Imidazolidinethiones: Underexplored organocatalysts that show promise in catalyzing prebiotic and modern organic reactions

Many chemical reactions are too slow to be productive and need catalysis to be more efficient. There are several methods to promote such intrinsically slow chemical reactions. Utilising so-called organocatalysts to boost chemical reactions provides an optimum of benefits, in particular when comparing the aspects of costs, energy efficiency, waste production, and negative environmental impacts to alternative methods such as heating and/or the use of metal-based catalysts. “Organo” in the word organocatalyst indicates that these molecules are comprised of chemical elements such as carbon, hydrogen, nitrogen, oxygen, and/or sulphur. The word part “catalyst” refers to the characteristic feature of these molecules, that is, that they enhance the rate of chemical transformations. Imidazolidine-4-thiones (ITO) are cyclic secondary amines and a class of organocatalysts, which have only been used in a few chemical transformations so far, possibly because they are not well understood. Importantly, imidazolidine-4-thiones may provide insight into the origins of life. This is because they can assemble from simple molecular building blocks that may have feasibly formed on the early Earth and could have catalysed prebiotic reactions that may have led to the generation of increasingly complex organic molecules on our planet. Therefore, it is of interest to garner a deeper understanding of imidazolidine-4-thiones and investigate their reactivity. This allowed us to better understand the role they played on the early Earth and gain insight on how to efficiently use them in reaction transformations.
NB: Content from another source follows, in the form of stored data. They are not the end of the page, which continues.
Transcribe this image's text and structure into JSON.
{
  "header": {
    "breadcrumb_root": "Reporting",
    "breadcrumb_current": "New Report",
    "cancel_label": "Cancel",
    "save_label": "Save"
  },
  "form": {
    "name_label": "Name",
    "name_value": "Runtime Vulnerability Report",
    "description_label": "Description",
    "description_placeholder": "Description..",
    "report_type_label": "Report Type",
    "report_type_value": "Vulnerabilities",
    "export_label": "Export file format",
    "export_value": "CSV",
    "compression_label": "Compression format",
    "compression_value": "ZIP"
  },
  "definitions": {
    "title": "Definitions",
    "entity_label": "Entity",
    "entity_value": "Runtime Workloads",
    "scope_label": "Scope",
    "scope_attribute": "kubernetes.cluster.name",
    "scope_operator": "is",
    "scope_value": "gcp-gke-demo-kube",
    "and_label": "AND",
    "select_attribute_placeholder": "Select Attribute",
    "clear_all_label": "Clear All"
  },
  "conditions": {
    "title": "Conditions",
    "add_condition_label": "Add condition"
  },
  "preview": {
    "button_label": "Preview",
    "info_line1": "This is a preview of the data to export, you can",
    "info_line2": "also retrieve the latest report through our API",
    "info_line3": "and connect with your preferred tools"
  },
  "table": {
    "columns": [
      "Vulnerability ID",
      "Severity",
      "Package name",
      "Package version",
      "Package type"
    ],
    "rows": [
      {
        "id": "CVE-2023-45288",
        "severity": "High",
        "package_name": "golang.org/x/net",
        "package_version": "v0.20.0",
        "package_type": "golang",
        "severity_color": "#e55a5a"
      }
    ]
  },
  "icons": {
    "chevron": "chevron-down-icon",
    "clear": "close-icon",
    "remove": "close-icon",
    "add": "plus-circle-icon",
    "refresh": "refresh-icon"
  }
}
In the SImCat project, we studied in detail the pathway of the organocatalytic reactions using imidazolidine-4-thiones. During our investigation, we discovered a new type of organocatalyst, namely 4-(alkylthio)-2,5-dihydro-1H-imidazoles (TIMs). We systematically modified the TIM structure to gain a broad understanding of how those structural variations could affect the catalysed reactions. We used chemical kinetics to determine how strongly TIM organocatalysts activate reactants for carbon-carbon bond-forming reactions. To do so, we monitored the reactions of TIM-derived compounds with reference compounds. These reference compounds or the TIM derived compounds are coloured when dissolved in organic solvents (see photo). After mixing solutions of the TIM derived reactants with solutions of the reference compounds, we traced the disappearance of colour by using photometric methods. The results of these measurements and a subsequent mathematical treatment of the data enabled us to determine how reactive the TIM derivatives are. In total, 15 ITO- and TIM-derived organic compounds were synthesised and analysed through this method. The characterisation of their reactivities now provides a broad overview of their scope in organocatalytic reactions and will make it easier for researchers to beneficially employ them in future organic synthesis.
Results of the SImCat project have led to one publication in a peer-reviewed journal and were presented at four international conferences by poster contributions and oral communications.

Excitingly, we have discovered and now classified a new type of organocatalyst which will be further investigated and utilised by the greater scientific community. This catalyst can promote the investigated prebiotic reaction, that is, the α-cyanomethylation of aliphatic aldehydes, under mild conditions without the need for elevated temperatures. The organocatalyst works even more efficiently when the reaction mixture is irradiated by light, which may arise from the sun in a natural environment or an LED light source. As TIM catalysts can be assembled from cheap, easily obtainable feedstock, they represent affordable, green organocatalysts for future exploration.